Insulin for blood glucose control
If you have gastroparesis, your food is being absorbed more slowly and at unpredictable times. To better manage blood glucose, you may need to try the following:
- Take insulin more often
- Take your insulin after you eat instead of before
- Check your blood glucose levels frequently after you eat and administer insulin whenever necessary
Your doctor will give you specific instructions based on your particular needs.
Several drugs are used to treat gastroparesis. Your doctor may try different drugs or combinations of drugs to find the most effective treatment.
Meal and Food Changes
Changing your eating habits can help control gastroparesis. Your doctor or dietitian will give you specific instructions, but you may be asked to eat six small meals a day instead of three large ones. If less food enters the stomach each time you eat, it may not become overly full. Or the doctor or dietitian may suggest that you try several liquid meals a day until your blood glucose levels are stable and the gastroparesis has improved. Liquid meals provide all the nutrients found in solid foods, but can pass through the stomach more easily and quickly.

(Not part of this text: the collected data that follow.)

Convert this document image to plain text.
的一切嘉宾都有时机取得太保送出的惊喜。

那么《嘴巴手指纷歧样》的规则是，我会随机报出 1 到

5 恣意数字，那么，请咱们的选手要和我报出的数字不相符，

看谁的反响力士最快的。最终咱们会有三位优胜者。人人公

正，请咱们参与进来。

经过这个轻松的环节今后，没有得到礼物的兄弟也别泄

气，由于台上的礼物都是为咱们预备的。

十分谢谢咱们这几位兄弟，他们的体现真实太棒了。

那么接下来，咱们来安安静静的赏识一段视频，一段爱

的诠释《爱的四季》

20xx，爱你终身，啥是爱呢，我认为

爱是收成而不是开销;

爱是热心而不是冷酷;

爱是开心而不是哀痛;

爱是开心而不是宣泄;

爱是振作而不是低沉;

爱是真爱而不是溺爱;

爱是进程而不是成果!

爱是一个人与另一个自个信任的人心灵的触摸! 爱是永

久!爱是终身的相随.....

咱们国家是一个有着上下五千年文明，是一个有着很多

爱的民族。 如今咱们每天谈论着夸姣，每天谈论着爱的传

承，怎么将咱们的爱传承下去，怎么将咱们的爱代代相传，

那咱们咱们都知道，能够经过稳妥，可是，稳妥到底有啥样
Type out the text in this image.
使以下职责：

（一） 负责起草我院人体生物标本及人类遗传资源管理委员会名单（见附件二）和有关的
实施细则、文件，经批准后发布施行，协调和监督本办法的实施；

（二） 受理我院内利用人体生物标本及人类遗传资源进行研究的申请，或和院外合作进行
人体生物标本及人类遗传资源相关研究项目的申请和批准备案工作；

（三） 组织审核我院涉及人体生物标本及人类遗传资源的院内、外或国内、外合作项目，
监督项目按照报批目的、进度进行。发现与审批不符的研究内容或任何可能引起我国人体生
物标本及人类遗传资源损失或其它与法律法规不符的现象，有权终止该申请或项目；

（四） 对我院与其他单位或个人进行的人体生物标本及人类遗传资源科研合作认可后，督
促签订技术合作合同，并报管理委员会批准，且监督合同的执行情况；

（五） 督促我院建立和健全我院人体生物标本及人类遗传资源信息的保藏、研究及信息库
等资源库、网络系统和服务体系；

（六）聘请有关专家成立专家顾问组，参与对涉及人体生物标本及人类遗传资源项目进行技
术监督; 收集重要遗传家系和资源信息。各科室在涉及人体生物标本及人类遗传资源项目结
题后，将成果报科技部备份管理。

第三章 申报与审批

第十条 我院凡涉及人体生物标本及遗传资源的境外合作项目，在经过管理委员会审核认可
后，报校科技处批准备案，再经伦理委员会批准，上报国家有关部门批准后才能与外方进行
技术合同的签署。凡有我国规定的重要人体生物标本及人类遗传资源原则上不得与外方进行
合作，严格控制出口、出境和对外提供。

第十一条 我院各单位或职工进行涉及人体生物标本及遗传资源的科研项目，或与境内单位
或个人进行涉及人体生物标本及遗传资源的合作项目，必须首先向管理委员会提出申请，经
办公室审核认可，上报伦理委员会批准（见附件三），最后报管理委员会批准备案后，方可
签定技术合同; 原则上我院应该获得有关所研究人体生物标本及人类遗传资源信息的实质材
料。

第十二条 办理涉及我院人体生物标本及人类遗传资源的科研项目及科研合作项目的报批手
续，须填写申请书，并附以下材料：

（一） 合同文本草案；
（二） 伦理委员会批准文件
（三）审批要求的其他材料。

The doctor may also recommend that you avoid high-fat and high-fiber foods. Fat naturally slows digestion — something you don't need if you have gastroparesis — and fiber is difficult to digest. Some high-fiber foods like oranges and broccoli contain material that cannot be digested. Avoid these foods because the indigestible part will remain in the stomach too long and possibly form bezoars.
If other approaches do not work, you may need surgery to insert a feeding tube. The tube, called a jejunostomy tube, is inserted through the skin on your abdomen into the small intestine. The feeding tube allows you to put nutrients directly into the small intestine, bypassing the stomach altogether. You will receive special liquid food to use with the tube. A jejunostomy is particularly useful when gastroparesis prevents the nutrients and medication necessary to regulate blood glucose levels from reaching the bloodstream.
By avoiding the source of the problem (the stomach) and putting nutrients and medication directly into the small intestine, you ensure that these products are digested and delivered to your bloodstream quickly. A jejunostomy tube can be temporary and is used only if necessary when gastroparesis is severe.
It is important to note that in most cases treatment does not cure gastroparesis — it is usually a chronic condition. Treatment helps you manage gastroparesis, so that you can be as healthy and comfortable as possible.